Conservative Christian Politician is Secret Sperm Donor to Lesbian Couples

Bill and Kathy Johnson, before he went to New Zealand. What would you do if you found out your husband had donated sperm without telling you? (Photo from and Kathy Johnson, before he went to New Zealand. What would you do if you found out your husband had donated …The Bill Johnson that people back home knew was a conservative Christian politician, a beloved husband and stepfather, a high-ranking Alabama government official with an eye for economic development who was working with a disaster-relief company in Christchurch, New Zealand.

People in Christchurch, however, knew him as "chchbill," a very willing sperm donor who didn't wear a wedding ring and said his current relationship "wasn't an issue." Of the nine women the former anti-gay-marriage politician has helped, at least three are pregnant -- including a lesbian couple, The New Zealand Herald reported. And until last weekend, his wife had no idea.

While the Christchurch mothers-to-be call his donations "a Godsend," his wife of nearly eight years calls them "the utmost of betrayal," "irresponsible" and "selfish."
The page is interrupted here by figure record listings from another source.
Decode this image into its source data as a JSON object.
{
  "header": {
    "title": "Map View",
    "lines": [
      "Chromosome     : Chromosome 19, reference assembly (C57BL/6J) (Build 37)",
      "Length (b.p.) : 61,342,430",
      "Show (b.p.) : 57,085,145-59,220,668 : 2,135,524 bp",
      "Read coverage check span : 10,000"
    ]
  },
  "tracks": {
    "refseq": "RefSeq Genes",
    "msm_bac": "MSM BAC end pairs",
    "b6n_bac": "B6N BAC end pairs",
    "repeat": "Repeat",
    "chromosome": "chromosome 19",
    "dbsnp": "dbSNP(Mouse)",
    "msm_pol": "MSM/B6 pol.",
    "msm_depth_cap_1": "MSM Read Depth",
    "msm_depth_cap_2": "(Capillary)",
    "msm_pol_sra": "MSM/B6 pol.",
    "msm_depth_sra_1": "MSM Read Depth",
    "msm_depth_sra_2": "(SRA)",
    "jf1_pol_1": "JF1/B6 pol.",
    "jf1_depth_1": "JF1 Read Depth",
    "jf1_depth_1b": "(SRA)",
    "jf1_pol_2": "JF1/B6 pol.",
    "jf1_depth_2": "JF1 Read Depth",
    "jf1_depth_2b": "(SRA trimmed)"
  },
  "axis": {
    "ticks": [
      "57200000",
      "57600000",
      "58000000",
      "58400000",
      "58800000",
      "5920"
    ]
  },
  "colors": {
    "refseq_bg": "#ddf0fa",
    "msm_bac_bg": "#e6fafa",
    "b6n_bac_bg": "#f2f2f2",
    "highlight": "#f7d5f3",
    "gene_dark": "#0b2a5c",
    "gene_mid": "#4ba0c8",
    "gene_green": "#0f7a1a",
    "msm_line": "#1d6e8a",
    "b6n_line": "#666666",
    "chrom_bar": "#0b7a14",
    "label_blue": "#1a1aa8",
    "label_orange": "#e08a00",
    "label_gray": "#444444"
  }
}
"I am heartbroken that nearly eight years into a wonderful marriage, he has chosen to turn to other women to provide what I can't," Kathy Johnson told the Herald. "I didn't know about these women. I wonder if they knew about me. I wonder if they knew he has a wife back home who cherishes our marriage, and three children who look up to and respect him as a dad, and a new grandson."
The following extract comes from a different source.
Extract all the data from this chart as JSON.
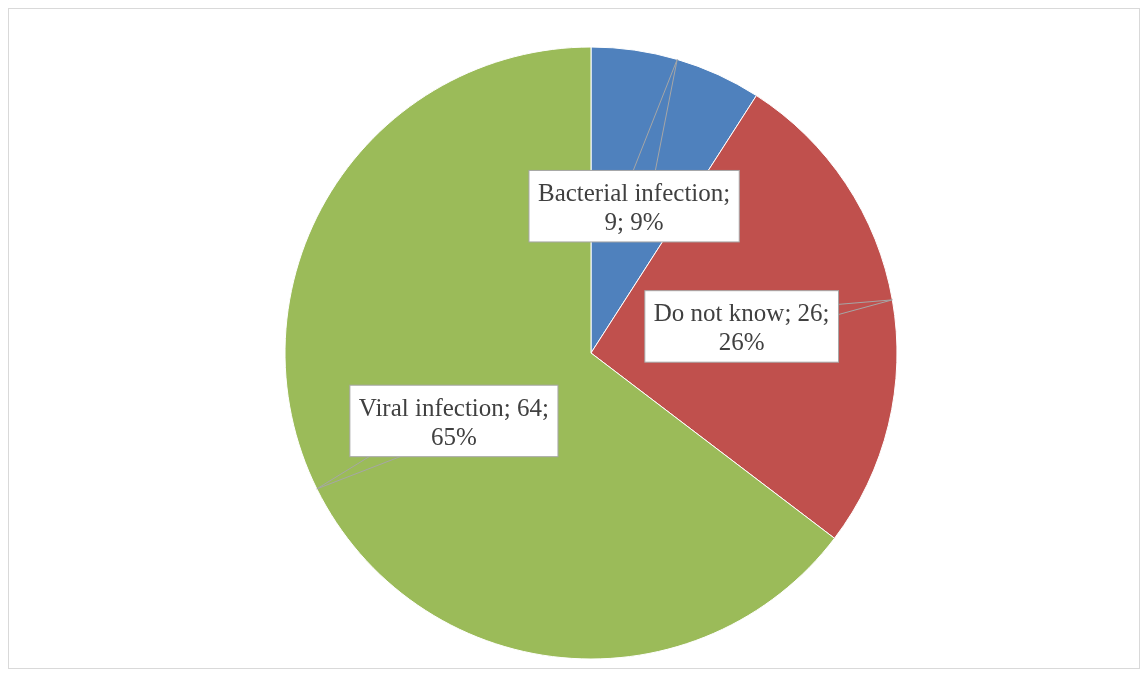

She found out about the nine other women and three pregnancies when the Herald called her for comment on a story. New Zealand law prohibits sperm donors from donating to more than four families in order to prevent "super-dads" who have as many as 70 (or more) donor children, leading to concerns about genetic diseases and inadvertent incest.

In June, the couple had discussed Johnson's desire to donate sperm, and he even flew back to the U.S. so they could seek counseling about it, the newspaper reported. His wife was strongly against the idea, and told the Herald that he flew back to New Zealand after having made "a commitment to me to let it go."

But Johnson told The Herald that while loves his three stepchildren, after holding his newborn grandson the desire to become a biological father was too strong. It's "a need that I have," he said. "Reproduction and having children is as basic a human need as eating."

"I am married to the most beautiful woman in the world," he said in an interview. "When I married her I knew we couldn't have any more children. She had a hysterectomy 10 years ago. There is nothing my wife would want to give me more in the world than a child of my own."

Even so, he hadn't told his wife about the other women's pregnancies, or the fact that he is financially supporting the pregnant women. The pregnant women also, for the most part, didn't know about one another. He told the newspaper that he was planning to tell everyone about everything after the children were born, and he had hoped to move his American family to Christchurch so that he could have a role in his donor children's lives. But his wife doesn't seem too keen on the idea.

"I have no idea what life holds for us in the coming days," Kathy Johnson told the Herald. "Can we make it through what I feel is the utmost of betrayal? I don't know. It will take God healing our hearts."